Both guards shuffled away from the ladder to peer into the open door.
It was a dark night, smoky and crazy, perfect for sneaking. They were on boring guard duty on a night where the fighting had moved south. They didn’t have much of a mission.
I did.
In stocking feet, I ran across the street and started up the ladder, not looking down, not caring when both girls started yelling for Willimina Carson.
The filth I’d crawled through in the pipe, the layers of dirt on my clothes and face, both hid me as I scurried up the ladder. Either the guards would find me and shoot me, or I’d disappear into the smoke of the night.
No bullets came for me, no one yelled, and I made it to the top of the ladder. A bad blast of smoke hit me full in the face, and I wanted to cough, but I choked it down. Now I knew how Pilate felt.
Above me, I was close enough to see both the Moby Dick and the Heartbreaker, filling the sky. Neither had their rope ladders down.
“How you gonna climb aboard, Ms. Weller?” I asked myself.
I had to figure out something quick. Behind me, footsteps clattered up the ladder. Those women would be looking for Willie Carson.
I didn’t have much time and no real options.
Without a rope ladder, I had no way up to the zeppelins.
(iii)
I ran to Darla Patil’s shack. It was nearly empty, all of her stuff gone. Junk and cast-off clutter littered the floor next to a chest splintered open. A hooded sapropel lantern sat on what might’ve been a nice dining room table at one point but was now scored and weather-beaten.
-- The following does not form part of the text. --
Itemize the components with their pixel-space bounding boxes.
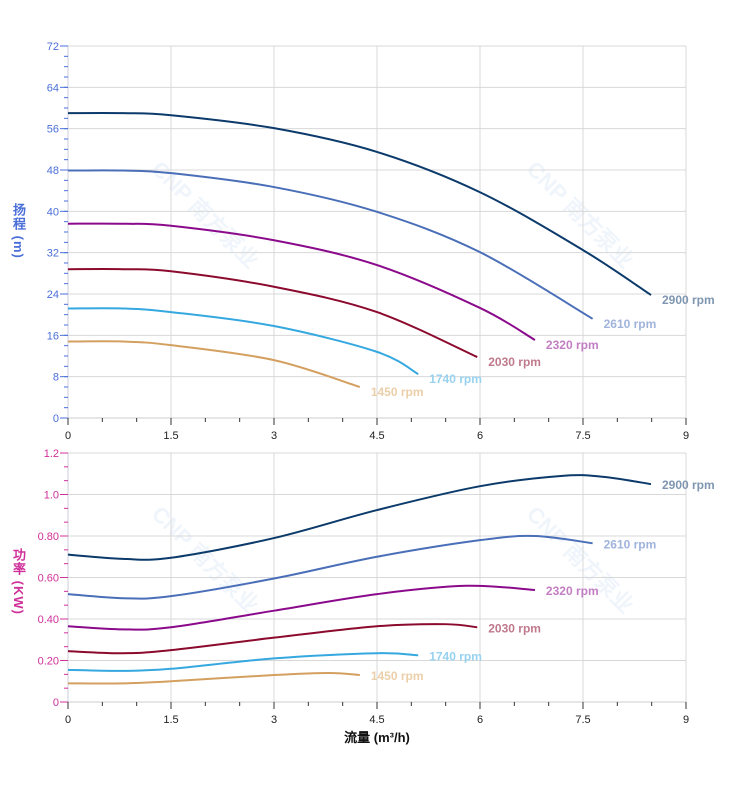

I wouldn’t have long. I couldn’t crawl up the cabling holding the Moby to the grain elevator ’cause I didn’t have the upper body strength. And most likely, the U.S. peacekeepers would’ve sealed closed the hatchways making accessing the interior impossible.
My only hope? That Peeperz was onboard and was somewhere he could see me.
In Darla’s shack, I grabbed that sapropel lantern. From my saddle bags, I pulled out waterproof matches, required gear for Juniper travel.